Monday, Mar. 27, 1933

Receiverships

Two receiverships last week made news: P: Studebaker Corp., famed automakers of South Bend, Ind. were put in receivership, but not by the slow and common process of financial decay. Considering the general state of the automobile business, Studebaker had not done badly (loss for the first nine months of 1932 was $4,390,000). Last week it claimed assets exceeding liabilities by over $70,000,000. It entered a friendly receivership for technical reasons. Last autumn Studebaker attempted to acquire White Motor Co. (TIME, Sept. 26). When 95% of the White stockholders agreed, Studebaker borrowed $14,900,000 on its note to purchase the assets of White; then 3% of White stockholders protested, held up the transaction. Result: Studebaker, not yet having obtained title to White's assets, found its own credit stretched to a point where it could not obtain its normal seasonal financing.
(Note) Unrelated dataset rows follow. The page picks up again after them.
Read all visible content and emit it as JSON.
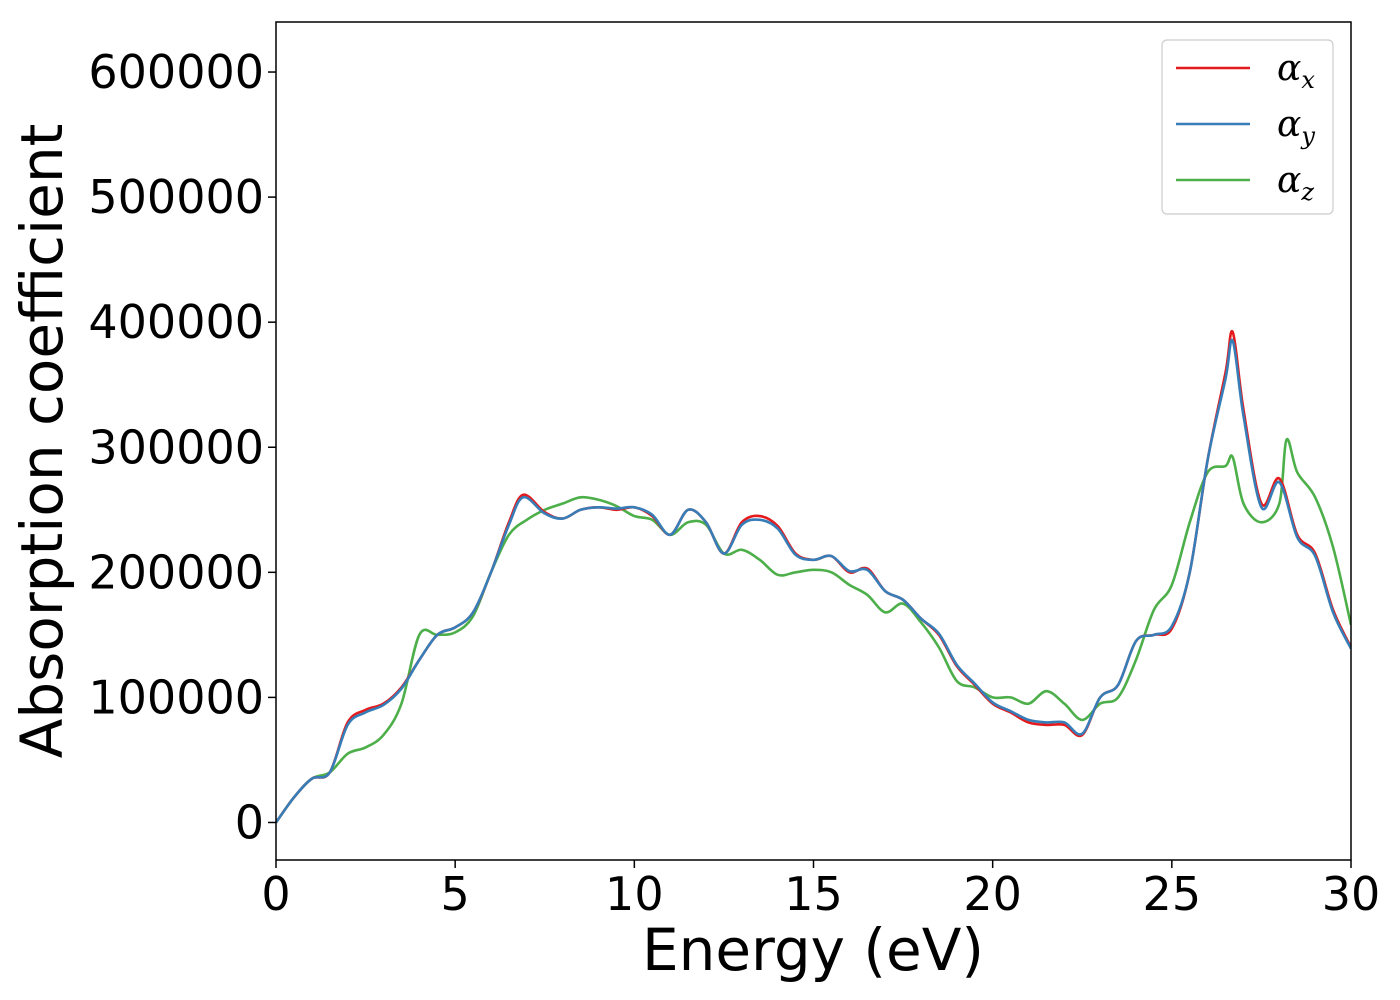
{
  "chart_data": {
    "type": "line",
    "xlabel": "Energy (eV)",
    "ylabel": "Absorption coefficient",
    "xlim": [
      0,
      30
    ],
    "ylim": [
      -30000,
      640000
    ],
    "xticks": [
      0,
      5,
      10,
      15,
      20,
      25,
      30
    ],
    "yticks": [
      0,
      100000,
      200000,
      300000,
      400000,
      500000,
      600000
    ],
    "xtick_labels": [
      "0",
      "5",
      "10",
      "15",
      "20",
      "25",
      "30"
    ],
    "ytick_labels": [
      "0",
      "100000",
      "200000",
      "300000",
      "400000",
      "500000",
      "600000"
    ],
    "grid": false,
    "legend_position": "top-right",
    "series": [
      {
        "name": "α",
        "subscript": "x",
        "color": "#e41a1c",
        "x": [
          0,
          0.5,
          1,
          1.5,
          2,
          2.5,
          3,
          3.5,
          4,
          4.5,
          5,
          5.5,
          6,
          6.5,
          6.9,
          7.5,
          8,
          8.5,
          9,
          9.5,
          10,
          10.5,
          11,
          11.5,
          12,
          12.5,
          13,
          13.5,
          14,
          14.5,
          15,
          15.5,
          16,
          16.5,
          17,
          17.5,
          18,
          18.5,
          19,
          19.5,
          20,
          20.5,
          21,
          21.5,
          22,
          22.5,
          23,
          23.5,
          24,
          24.5,
          25,
          25.5,
          26,
          26.5,
          26.7,
          27,
          27.5,
          28,
          28.5,
          29,
          29.5,
          30
        ],
        "values": [
          0,
          20000,
          35000,
          40000,
          80000,
          90000,
          95000,
          108000,
          130000,
          150000,
          156000,
          168000,
          200000,
          240000,
          262000,
          248000,
          243000,
          250000,
          252000,
          250000,
          252000,
          245000,
          230000,
          250000,
          240000,
          215000,
          240000,
          245000,
          237000,
          215000,
          210000,
          213000,
          200000,
          203000,
          185000,
          178000,
          163000,
          150000,
          125000,
          110000,
          95000,
          88000,
          80000,
          78000,
          78000,
          70000,
          100000,
          110000,
          145000,
          150000,
          155000,
          200000,
          290000,
          360000,
          392000,
          330000,
          255000,
          275000,
          230000,
          215000,
          170000,
          140000
        ]
      },
      {
        "name": "α",
        "subscript": "y",
        "color": "#377eb8",
        "x": [
          0,
          0.5,
          1,
          1.5,
          2,
          2.5,
          3,
          3.5,
          4,
          4.5,
          5,
          5.5,
          6,
          6.5,
          6.9,
          7.5,
          8,
          8.5,
          9,
          9.5,
          10,
          10.5,
          11,
          11.5,
          12,
          12.5,
          13,
          13.5,
          14,
          14.5,
          15,
          15.5,
          16,
          16.5,
          17,
          17.5,
          18,
          18.5,
          19,
          19.5,
          20,
          20.5,
          21,
          21.5,
          22,
          22.5,
          23,
          23.5,
          24,
          24.5,
          25,
          25.5,
          26,
          26.5,
          26.7,
          27,
          27.5,
          28,
          28.5,
          29,
          29.5,
          30
        ],
        "values": [
          0,
          20000,
          35000,
          40000,
          78000,
          88000,
          94000,
          107000,
          130000,
          150000,
          156000,
          168000,
          200000,
          238000,
          260000,
          247000,
          243000,
          250000,
          252000,
          251000,
          252000,
          246000,
          230000,
          250000,
          240000,
          215000,
          238000,
          242000,
          235000,
          214000,
          210000,
          213000,
          201000,
          202000,
          185000,
          178000,
          163000,
          151000,
          126000,
          111000,
          96000,
          89000,
          82000,
          80000,
          80000,
          71000,
          100000,
          110000,
          145000,
          150000,
          157000,
          200000,
          290000,
          355000,
          385000,
          325000,
          252000,
          272000,
          228000,
          213000,
          168000,
          139000
        ]
      },
      {
        "name": "α",
        "subscript": "z",
        "color": "#4daf4a",
        "x": [
          0,
          0.5,
          1,
          1.5,
          2,
          2.5,
          3,
          3.5,
          4,
          4.5,
          5,
          5.5,
          6,
          6.5,
          7,
          7.5,
          8,
          8.5,
          9,
          9.5,
          10,
          10.5,
          11,
          11.5,
          12,
          12.5,
          13,
          13.5,
          14,
          14.5,
          15,
          15.5,
          16,
          16.5,
          17,
          17.5,
          18,
          18.5,
          19,
          19.5,
          20,
          20.5,
          21,
          21.5,
          22,
          22.5,
          23,
          23.5,
          24,
          24.5,
          25,
          25.5,
          26,
          26.5,
          26.7,
          27,
          27.5,
          28,
          28.2,
          28.5,
          29,
          29.5,
          30
        ],
        "values": [
          0,
          20000,
          35000,
          40000,
          55000,
          60000,
          70000,
          95000,
          150000,
          150000,
          152000,
          165000,
          200000,
          230000,
          242000,
          250000,
          255000,
          260000,
          258000,
          253000,
          245000,
          242000,
          230000,
          240000,
          238000,
          215000,
          218000,
          210000,
          198000,
          200000,
          202000,
          200000,
          190000,
          182000,
          168000,
          175000,
          160000,
          140000,
          113000,
          108000,
          100000,
          100000,
          95000,
          105000,
          95000,
          82000,
          95000,
          100000,
          130000,
          170000,
          190000,
          240000,
          280000,
          285000,
          292000,
          255000,
          240000,
          255000,
          306000,
          280000,
          260000,
          220000,
          158000
        ]
      }
    ]
  }
}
P:Not technical but as bad-smelling as any recent receivership was that of the famed mortgage bond vendors, S. W. Straus & Co. Inc. Last week two receivers (one of them William A. Calder, former U. S. Senator), appointed to try to do something for the holders of $380,000,000 of securities sold by the firm, threw up their jobs saying that there was nothing they could do for the public. Straus & Co. had not guaranteed the bonds and. the receivers added, ''We find after a preliminary investigation that S. W. Straus & Co. is simply a shell!"